CISPA Sponsor Warns Bill Is Needed Because China's Chinese Hackers From China Are Stealing All-American Secrets (China!)
from the give-them-to-us-instead dept
While the focus on the cybersecurity debate shifts to the Senate, the supporters of CISPA are still loudly trumpeting that bill's supposed merits. Though the final legislation that will go before the President is undecided, and may not even be based on CISPA in the end, the details of the bill are still very important, as they contribute to the overall shape of the discussion about cybersecurity. As part of the ongoing media campaign, CISPA author Mike Rogers took to the pages of The Detroit News last week to drum up support with a screed that reeks of nationalist fearmongering and utterly misrepresents the scope and purpose of the language in the bill.
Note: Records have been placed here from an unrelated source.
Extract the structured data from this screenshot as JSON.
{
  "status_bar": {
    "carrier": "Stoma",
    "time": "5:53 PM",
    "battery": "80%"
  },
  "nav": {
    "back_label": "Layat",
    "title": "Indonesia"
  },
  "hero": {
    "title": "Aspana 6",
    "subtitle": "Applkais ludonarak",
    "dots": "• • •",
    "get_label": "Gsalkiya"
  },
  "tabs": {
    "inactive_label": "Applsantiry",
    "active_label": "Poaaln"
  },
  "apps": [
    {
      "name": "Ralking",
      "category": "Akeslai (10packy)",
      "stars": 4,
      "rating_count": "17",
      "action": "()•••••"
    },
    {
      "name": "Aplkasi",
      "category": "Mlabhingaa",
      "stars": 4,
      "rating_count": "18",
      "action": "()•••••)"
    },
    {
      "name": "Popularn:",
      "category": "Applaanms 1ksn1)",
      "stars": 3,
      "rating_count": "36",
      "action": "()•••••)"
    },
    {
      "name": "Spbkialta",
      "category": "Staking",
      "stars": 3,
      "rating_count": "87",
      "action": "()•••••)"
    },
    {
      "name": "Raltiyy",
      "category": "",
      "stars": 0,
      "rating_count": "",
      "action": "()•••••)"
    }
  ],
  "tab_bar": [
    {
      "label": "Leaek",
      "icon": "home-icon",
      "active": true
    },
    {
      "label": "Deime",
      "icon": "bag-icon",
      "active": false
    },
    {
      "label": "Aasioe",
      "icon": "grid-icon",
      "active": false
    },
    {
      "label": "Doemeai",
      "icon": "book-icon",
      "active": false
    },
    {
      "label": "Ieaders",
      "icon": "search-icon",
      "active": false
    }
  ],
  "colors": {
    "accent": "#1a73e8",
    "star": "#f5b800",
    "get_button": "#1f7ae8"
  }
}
The United States, over time, became a global superpower with its hard work and know-how leading to innovations in new manufacturing, health care and information technologies. Now China is trying to use cyber espionage and theft to take a short cut to achieving superpower status.
It began with China stealing hard-copy business plans and sensitive research-and-development information from U.S. and other Western companies when their executives traveled to China. U.S. companies soon began noticing a surge in counterfeit products as their innovations were being stolen, re-engineered, and sold by Chinese companies on global markets.
With the Internet boom, China turned its focus to cyber espionage and began stealing the hard work and innovations of U.S. companies on a far larger scale.
Rogers should be careful—if he says 'China' any more times, Fu Manchu might appear in the mirror and drain his 401(k). Once he's got the reader good and scared of the Yellow Menace (having thrown in a few emotional appeals to hardworking Michigan autoworkers for good measure), he explains how CISPA is needed to take care of all those annoying regulations that limit government power and protect people's privacy:
Unfortunately, American companies are not getting the best protection available.Today, the U.S. government has intelligence information about the threat posed by nation-state actors that could help the American private sector better protect itself. However, we don't currently have a mechanism for allowing the government to share intelligence about cyber threats with the private sector, nor do we have the ability for private sector companies to share information with others in the private sector, and with the government on a voluntary basis, so that the private sector can better protect itself.
And you know what? That's fine. Even though there is a lot of debate about the true scope of foreign cyber threats, if there is a way for the government and the private sector to share anonymous network analysis data in order to improve technological defenses against hacking and malware attacks, it makes sense to legislate a mechanism for them to do so. Unfortunately, CISPA goes way beyond that—now explicitly so.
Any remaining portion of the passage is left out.